Jura is a small wine region in eastern France which is responsible for some traditional and highly idiosyncratic wine styles. It is close to, but quite distinct from the Swiss Jura. Equidistant (35 miles/56km) from Burgundy in the west and Switzerland in the east, the region is characterized by a landscape of wooded hillsides and the twisting topography of the Jura Mountains.
Jura's vineyards cover just over 4570 acres (1850ha), forming a narrow strip of land measuring nearly 50 miles (80km) from north to south. The total acreage is steadily increasing, but still represents less than one-tenth of the area under vine here two centuries ago, before phylloxera decimated the region's vineyards. Jura's wines are sold under five core appellations, the most quantitatively important of which are Arbois and Cotes du Jura.
Five main grape varieties used in the region's wines – three traditional and two more-modern imports. The first of the local varieties is Poulsard (or Ploussard as it is known in the communes of Arbois and Pupillin), a red grape which accounts for about one-fifth of the region's plantings. Poulsard is used mostly in dry reds, but also in sparkling rose wines. Trousseau, the other local red variety, requires high sunshine levels to mature properly and covers only the warmest 5% of Jura's vineyards. It is grown mostly around Arbois, where it produces a small quantity of varietal wines. White Savagnin (known locally as Nature) is used in all of the region's appellations and is responsible for the idiosyncratic vins jaunes ('yellow wines').
Better known as the key grapes of Burgundy, Pinot Noir and Chardonnay are the two 'international' grape varieties used here. Despite the relative isolation of the Jura region, Chardonnay's increasing international popularity has had an impact – as it has elsewhere in France.

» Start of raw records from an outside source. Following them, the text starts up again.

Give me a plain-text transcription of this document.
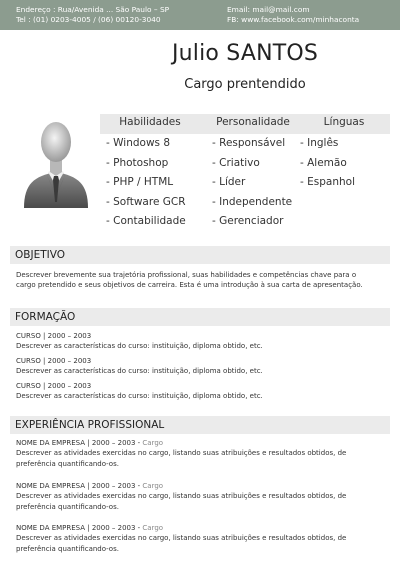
Endereço : Rua/Avenida ... São Paulo – SP
Tel : (01) 0203-4005 / (06) 00120-3040
Email: mail@mail.com
FB: www.facebook.com/minhaconta
Julio SANTOS
Cargo prentendido
Habilidades
- Windows 8
- Photoshop
- PHP / HTML
- Software GCR
- Contabilidade
Personalidade
- Responsável
- Criativo
- Líder
- Independente
- Gerenciador
Línguas
- Inglês
- Alemão
- Espanhol
OBJETIVO
Descrever brevemente sua trajetória profissional, suas habilidades e competências chave para o cargo pretendido e seus objetivos de carreira. Esta é uma introdução à sua carta de apresentação.
FORMAÇÃO
CURSO | 2000 – 2003
Descrever as características do curso: instituição, diploma obtido, etc.
CURSO | 2000 – 2003
Descrever as características do curso: instituição, diploma obtido, etc.
CURSO | 2000 – 2003
Descrever as características do curso: instituição, diploma obtido, etc.
EXPERIÊNCIA PROFISSIONAL
NOME DA EMPRESA | 2000 – 2003 - Cargo
Descrever as atividades exercidas no cargo, listando suas atribuições e resultados obtidos, de preferência quantificando-os.
NOME DA EMPRESA | 2000 – 2003 - Cargo
Descrever as atividades exercidas no cargo, listando suas atribuições e resultados obtidos, de preferência quantificando-os.
NOME DA EMPRESA | 2000 – 2003 - Cargo
Descrever as atividades exercidas no cargo, listando suas atribuições e resultados obtidos, de preferência quantificando-os.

Known locally as Melon d'Arbois and Gamay Blanc, it now accounts for nearly half of Jura's total vineyard and is most often used to make wines in a fresher, fruitier, modern style.

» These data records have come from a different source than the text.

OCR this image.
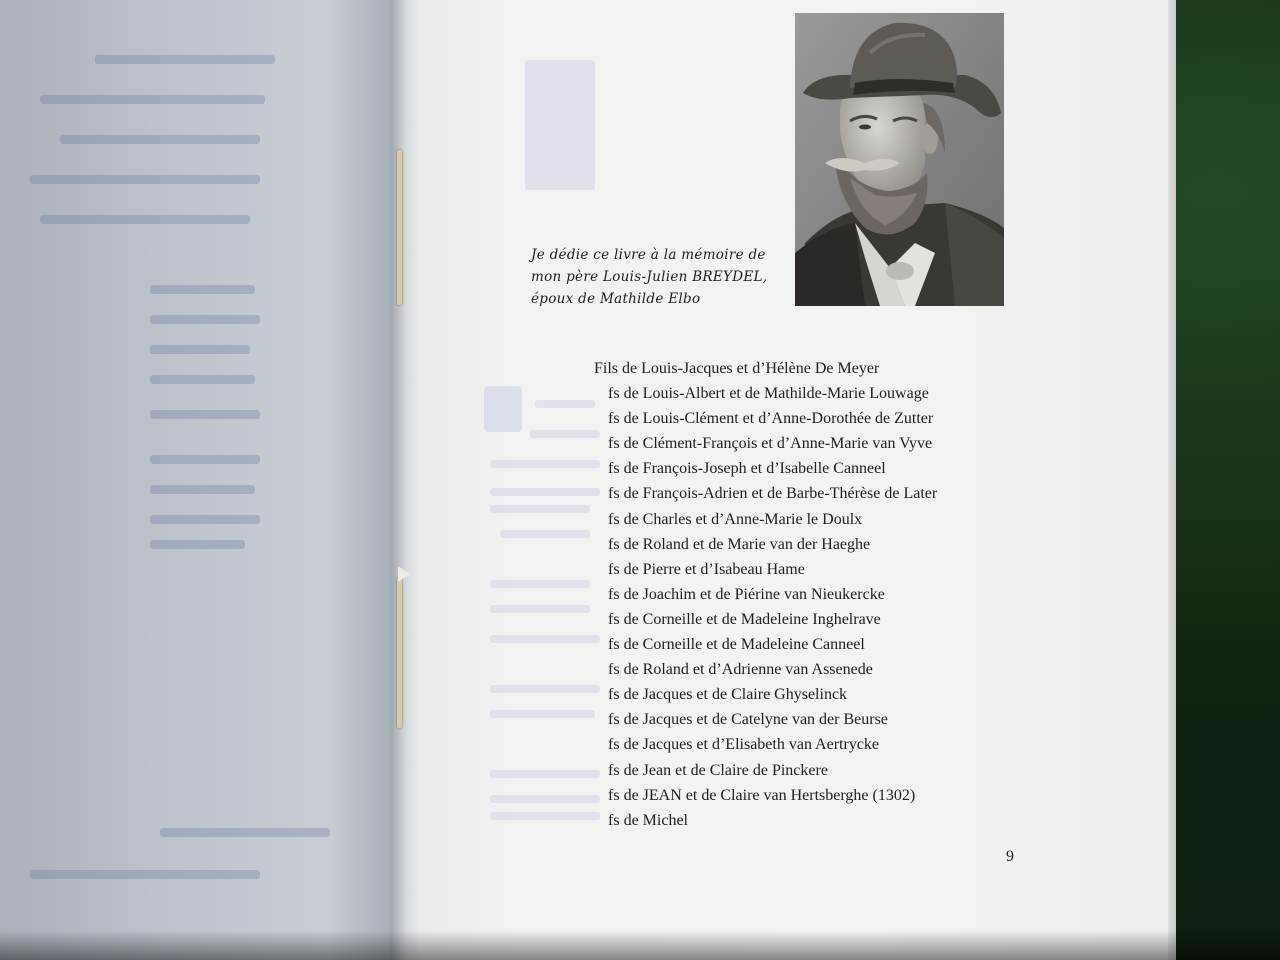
Je dédie ce livre à la mémoire de
mon père Louis-Julien BREYDEL,
époux de Mathilde Elbo
Fils de Louis-Jacques et d’Hélène De Meyer
fs de Louis-Albert et de Mathilde-Marie Louwage
fs de Louis-Clément et d’Anne-Dorothée de Zutter
fs de Clément-François et d’Anne-Marie van Vyve
fs de François-Joseph et d’Isabelle Canneel
fs de François-Adrien et de Barbe-Thérèse de Later
fs de Charles et d’Anne-Marie le Doulx
fs de Roland et de Marie van der Haeghe
fs de Pierre et d’Isabeau Hame
fs de Joachim et de Piérine van Nieukercke
fs de Corneille et de Madeleine Inghelrave
fs de Corneille et de Madeleine Canneel
fs de Roland et d’Adrienne van Assenede
fs de Jacques et de Claire Ghyselinck
fs de Jacques et de Catelyne van der Beurse
fs de Jacques et d’Elisabeth van Aertrycke
fs de Jean et de Claire de Pinckere
fs de JEAN et de Claire van Hertsberghe (1302)
fs de Michel
9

Along with its unique vin jaune, Jura has been known traditionally for its sweet vins de paille. They do not have an appellation in their own right, but are produced under the Arbois (including Arbois-Pupillin), L'Etoile and Cotes du Jura titles. Vins jaunes may also be made under these appellations, but are at their best under their exclusive Chateau Chalon title.

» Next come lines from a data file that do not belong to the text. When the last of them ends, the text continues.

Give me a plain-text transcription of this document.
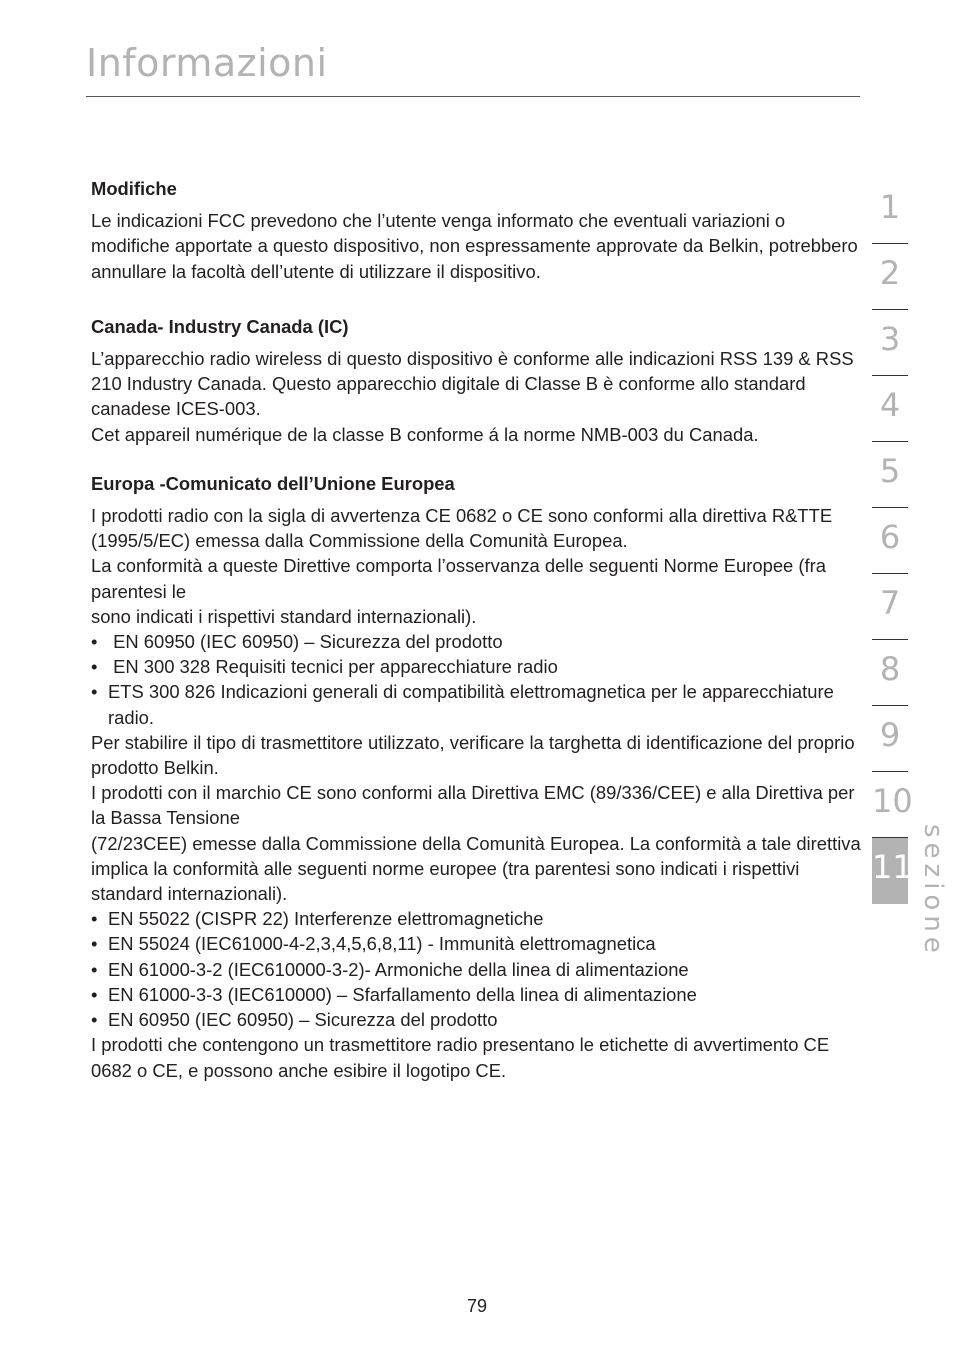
Informazioni
Modifiche

Le indicazioni FCC prevedono che l’utente venga informato che eventuali variazioni o modifiche apportate a questo dispositivo, non espressamente approvate da Belkin, potrebbero annullare la facoltà dell’utente di utilizzare il dispositivo.

Canada- Industry Canada (IC)

L’apparecchio radio wireless di questo dispositivo è conforme alle indicazioni RSS 139 & RSS 210 Industry Canada. Questo apparecchio digitale di Classe B è conforme allo standard canadese ICES-003.

Cet appareil numérique de la classe B conforme á la norme NMB-003 du Canada.

Europa -Comunicato dell’Unione Europea

I prodotti radio con la sigla di avvertenza CE 0682 o CE sono conformi alla direttiva R&TTE (1995/5/EC) emessa dalla Commissione della Comunità Europea.

La conformità a queste Direttive comporta l’osservanza delle seguenti Norme Europee (fra parentesi le

sono indicati i rispettivi standard internazionali).

• EN 60950 (IEC 60950) – Sicurezza del prodotto

• EN 300 328 Requisiti tecnici per apparecchiature radio

• ETS 300 826 Indicazioni generali di compatibilità elettromagnetica per le apparecchiature radio.

Per stabilire il tipo di trasmettitore utilizzato, verificare la targhetta di identificazione del proprio prodotto Belkin.

I prodotti con il marchio CE sono conformi alla Direttiva EMC (89/336/CEE) e alla Direttiva per la Bassa Tensione

(72/23CEE) emesse dalla Commissione della Comunità Europea. La conformità a tale direttiva implica la conformità alle seguenti norme europee (tra parentesi sono indicati i rispettivi standard internazionali).

• EN 55022 (CISPR 22) Interferenze elettromagnetiche

• EN 55024 (IEC61000-4-2,3,4,5,6,8,11) - Immunità elettromagnetica

• EN 61000-3-2 (IEC610000-3-2)- Armoniche della linea di alimentazione

• EN 61000-3-3 (IEC610000) – Sfarfallamento della linea di alimentazione

• EN 60950 (IEC 60950) – Sicurezza del prodotto

I prodotti che contengono un trasmettitore radio presentano le etichette di avvertimento CE 0682 o CE, e possono anche esibire il logotipo CE.

1
2
3
4
5
6
7
8
9
10
11 sezione
79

Dry white wines are also made in the Jura, increasingly from Chardonnay – as mentioned above – as are dry red wines produced from Pinot Noir (although Poulsard is still the dominant red variety). Sparkling wines have been made here since the 18th century. They are now produced from around 520 acres (210ha) of vineyards, under the Cremant du Jura appellation introduced in 1995.
It should come as no surprise that the key soil types here are Jurassic limestone and marlstone. The Jurassic period was named after Jura because the region's limestone mountains are representative of the geological developments which occured between 145 million and 200 million years ago. The name of L'Etoile, the village which is home to one of Jura's most distinctive appellations, is said to be derived from the star-shaped marine fossils which characterize its limestone-rich soils (etoile is French for 'star'). Chablis and the upper Loire Valley are built on a similar geological structure.
Jura's climate is not dissimilar to that of the Cote d'Or, or even southern Alsace, with warm, relatively dry summers and cold winters. The variation between valley and hillside locations is quite pronounced here as a result of the increased altitude. While the eastern, more mountainous areas of Jura reach heights above 4500ft (1370m), the main wine-growing belt is restricted to the slightly lower-lying land in the west, averaging 1000ft (305m). The majority of Jura's vines are planted on south-facing slopes, to make the most of the sun's rays in this cool climate.